The second major area of litigation continues today. It involves a class-action lawsuit filed by a Miami pediatrician, Howard Engle, on behalf of 700,000 Florida smokers.

That case — the first class-action by smokers to make it to trial in the U.S. — originally produced a judgment of $145 billion against the tobacco companies. The judgment didn’t stand, however; in 2006, the Florida Supreme Court threw out the punitive damages award and said the defendants would have to sue the tobacco companies as individuals, not as a group.

The Supreme Court’s decision cut both ways: While it wiped out the damage award and eliminated the class action, it established that the individuals from the Engle group wouldn’t have to prove in court several important points: That smoking causes illness; that nicotine is addictive; and that the tobacco companies had deliberately and negligently misled smokers about the health effects of cigarettes. The court’s ruling meant basically that the plaintiffs just need to prove that they smoked a brand from the company they’re suing and that they’re sick.

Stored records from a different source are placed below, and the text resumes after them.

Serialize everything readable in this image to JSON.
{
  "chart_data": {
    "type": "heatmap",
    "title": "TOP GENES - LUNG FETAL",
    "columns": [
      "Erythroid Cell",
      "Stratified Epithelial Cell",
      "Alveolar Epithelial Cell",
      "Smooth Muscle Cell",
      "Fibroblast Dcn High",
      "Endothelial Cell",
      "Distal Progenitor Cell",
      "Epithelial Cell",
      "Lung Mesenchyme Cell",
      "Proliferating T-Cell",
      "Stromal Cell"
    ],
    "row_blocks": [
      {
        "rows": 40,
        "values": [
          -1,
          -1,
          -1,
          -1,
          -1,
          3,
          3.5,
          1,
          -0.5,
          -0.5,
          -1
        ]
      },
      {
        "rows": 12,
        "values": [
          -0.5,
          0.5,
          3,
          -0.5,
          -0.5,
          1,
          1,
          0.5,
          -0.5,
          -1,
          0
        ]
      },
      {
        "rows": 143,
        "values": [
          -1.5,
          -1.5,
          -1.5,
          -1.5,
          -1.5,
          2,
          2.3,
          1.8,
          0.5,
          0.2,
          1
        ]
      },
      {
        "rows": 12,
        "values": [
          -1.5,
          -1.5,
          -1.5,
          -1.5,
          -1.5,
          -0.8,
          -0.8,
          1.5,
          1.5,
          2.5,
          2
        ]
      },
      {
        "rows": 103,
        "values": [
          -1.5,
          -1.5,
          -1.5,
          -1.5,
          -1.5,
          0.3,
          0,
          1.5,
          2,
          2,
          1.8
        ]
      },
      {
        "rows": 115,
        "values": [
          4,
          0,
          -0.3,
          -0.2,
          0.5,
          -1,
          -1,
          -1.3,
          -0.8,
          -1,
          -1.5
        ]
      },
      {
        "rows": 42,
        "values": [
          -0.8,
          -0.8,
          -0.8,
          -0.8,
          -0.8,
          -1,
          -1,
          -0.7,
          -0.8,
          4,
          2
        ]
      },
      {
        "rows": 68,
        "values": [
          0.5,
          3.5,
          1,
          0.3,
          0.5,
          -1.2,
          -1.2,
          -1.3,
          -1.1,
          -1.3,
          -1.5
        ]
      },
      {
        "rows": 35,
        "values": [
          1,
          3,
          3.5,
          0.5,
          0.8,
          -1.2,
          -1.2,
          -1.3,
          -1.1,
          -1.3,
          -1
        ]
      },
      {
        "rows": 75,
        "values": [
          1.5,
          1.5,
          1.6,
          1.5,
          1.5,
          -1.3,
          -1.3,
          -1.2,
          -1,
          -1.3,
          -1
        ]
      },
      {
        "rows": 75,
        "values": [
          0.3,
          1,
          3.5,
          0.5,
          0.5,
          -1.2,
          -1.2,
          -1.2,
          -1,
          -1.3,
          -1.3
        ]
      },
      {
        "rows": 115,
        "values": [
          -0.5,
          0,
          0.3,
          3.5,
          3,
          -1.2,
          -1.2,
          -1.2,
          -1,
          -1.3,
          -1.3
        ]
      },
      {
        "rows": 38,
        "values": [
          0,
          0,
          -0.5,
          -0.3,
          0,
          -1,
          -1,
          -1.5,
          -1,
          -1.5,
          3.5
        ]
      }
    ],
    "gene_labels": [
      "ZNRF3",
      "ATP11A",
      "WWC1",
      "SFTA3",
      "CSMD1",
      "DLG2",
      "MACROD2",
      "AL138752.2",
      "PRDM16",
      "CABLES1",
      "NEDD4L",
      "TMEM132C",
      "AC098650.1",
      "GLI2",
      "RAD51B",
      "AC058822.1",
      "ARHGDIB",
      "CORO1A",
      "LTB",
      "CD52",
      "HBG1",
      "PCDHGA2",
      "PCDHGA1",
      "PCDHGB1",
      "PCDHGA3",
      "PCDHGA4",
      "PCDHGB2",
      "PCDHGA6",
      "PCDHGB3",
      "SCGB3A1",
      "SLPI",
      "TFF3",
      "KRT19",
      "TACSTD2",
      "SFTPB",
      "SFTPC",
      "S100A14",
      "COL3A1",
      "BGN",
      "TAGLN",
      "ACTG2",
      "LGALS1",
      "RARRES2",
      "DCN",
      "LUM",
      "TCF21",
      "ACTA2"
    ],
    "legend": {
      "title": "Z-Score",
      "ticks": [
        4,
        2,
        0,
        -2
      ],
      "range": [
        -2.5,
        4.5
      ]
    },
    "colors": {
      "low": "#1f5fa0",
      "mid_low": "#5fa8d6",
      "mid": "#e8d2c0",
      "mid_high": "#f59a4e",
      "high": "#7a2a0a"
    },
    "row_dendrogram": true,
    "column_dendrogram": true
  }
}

More than 9,000 claims from the original Engle group were filed before a 2008 deadline the court imposed, and those cases have begun grinding their way to trial.

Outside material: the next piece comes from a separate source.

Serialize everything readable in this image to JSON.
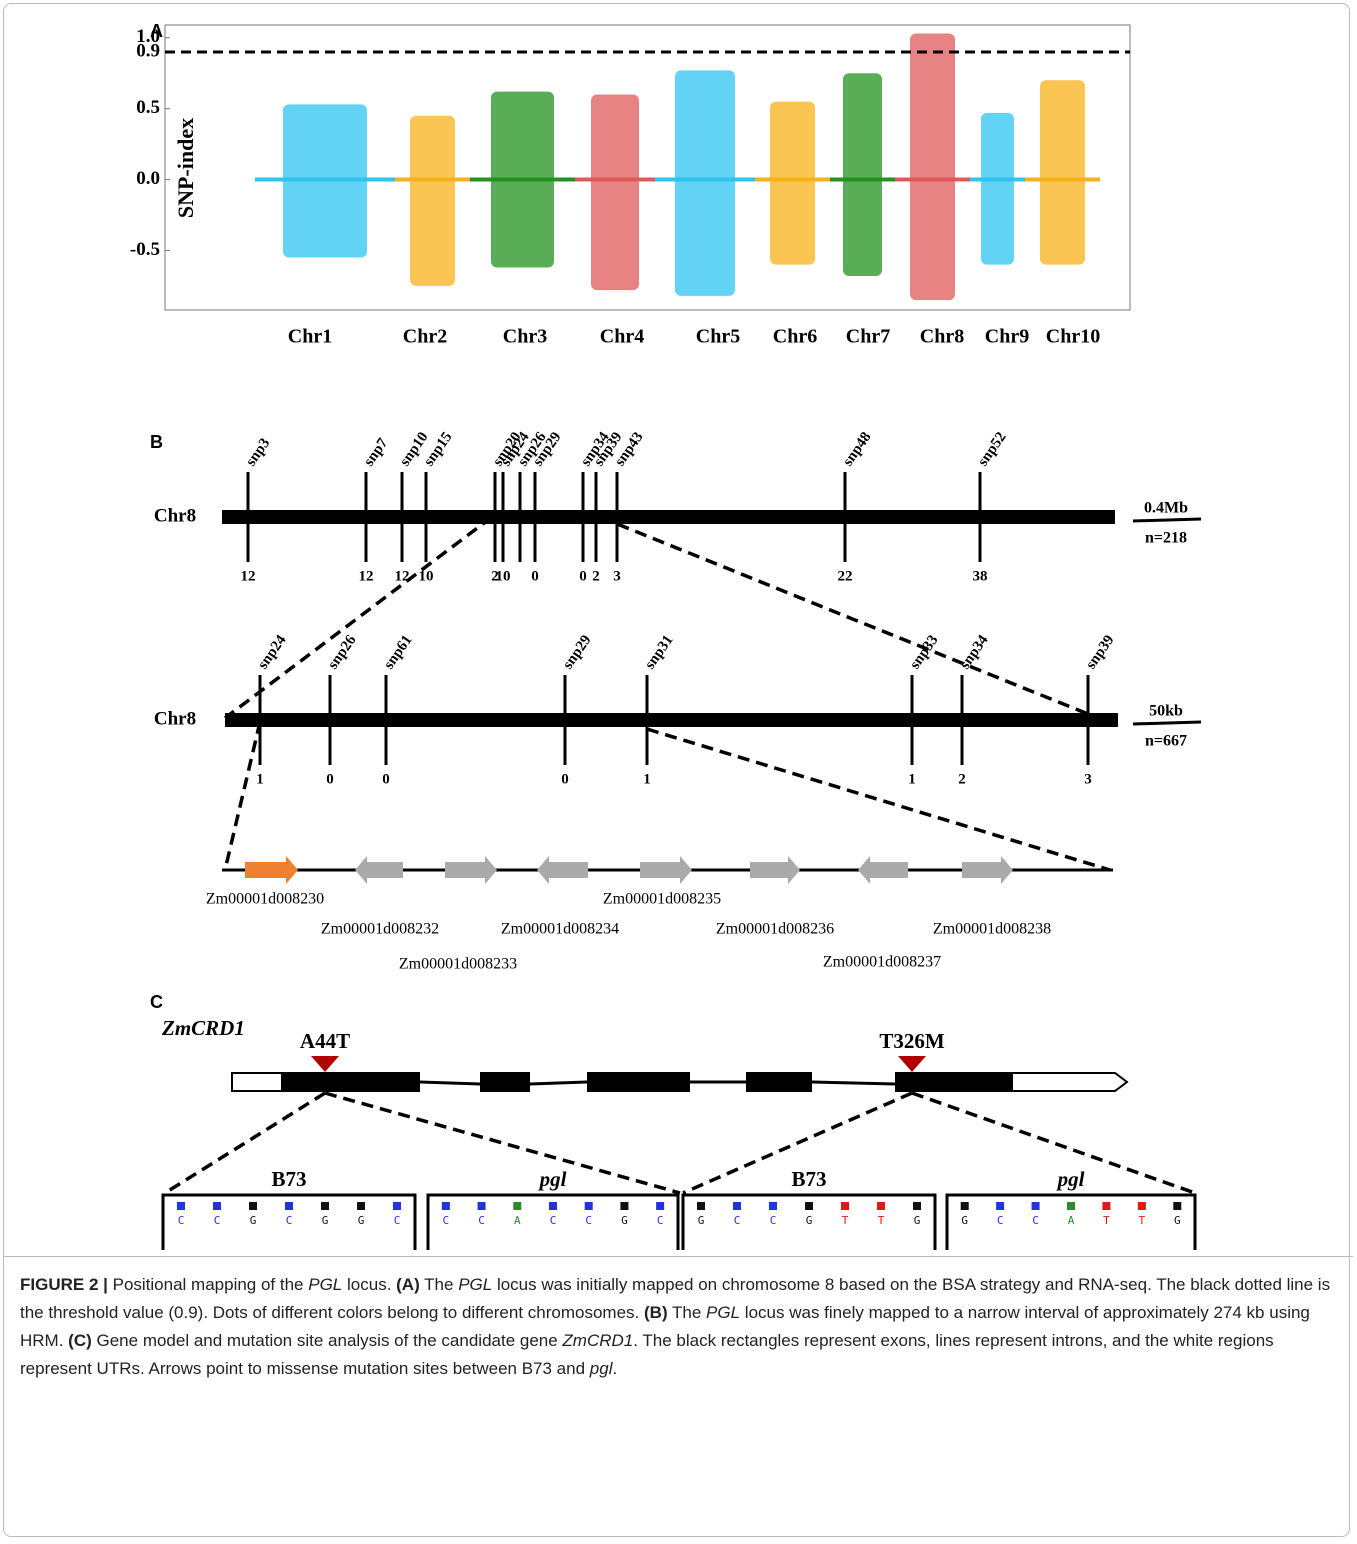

So far, the Florida smokers — who also had to establish that they were injured before 1996 — are winning big, losing only three of 18 verdicts since 2009.

Edward L. Sweda Jr., a senior attorney for the Boston-based Tobacco Products Liability Project, says the 15-3 score is no fluke. One reason, he says, is Florida is a “comparative negligence” state, which means juries don’t have to assign 100% of the fault to one side or the other. That means that juries in tobacco cases can assign a portion of the blame to the smoker for choosing to smoke in the first place. But then the jury can still put most of the blame for the injuries onto the tobacco company and then impose a multimillion-dollar verdict.

Tobacco companies, meanwhile, are fighting back using leverage created by another provision of Florida law involving settlement offers: If a smoker turns down a settlement offer from the tobacco company and wins an award that’s at least 25% less than the settlement offer, the company can seek to recover its legal fees and costs. In January, a Broward County man, Jerome Cohen, dropped his Engle suit and settled for $1,000. Two plaintiffs who lost cases have ended up paying defense fees: A Pinellas County plaintiff paid $100,000, and another was ordered by a Hillsborough County judge to pay about $30,000.

The tobacco companies also have gone back to court to challenge the Florida Supreme Court’s 2006 ruling, arguing that the court’s stipulations about what the smokers don’t have to prove tilted the playing field in the smokers’ favor.

A decision on the tobacco company’s challenge is due as early as this summer, but Elizabeth Burch, an assistant law professor at Florida State University, says even a positive result for the tobacco companies won’t stop the suits. The cases will be more difficult for the smokers to prove, she says, but that doesn’t mean the plaintiffs can’t still win. Eventually, she thinks, Big Tobacco will have to do away with its longtime strategy of always going to trial.

Sweda thinks Florida is in for many more years of litigation. “If the tobacco companies won’t settle, you can easily imagine this could drag on 20, 25 years or more,” Sweda says. “The major downside for the plaintiffs is that the vast majority of them will die in the interim.”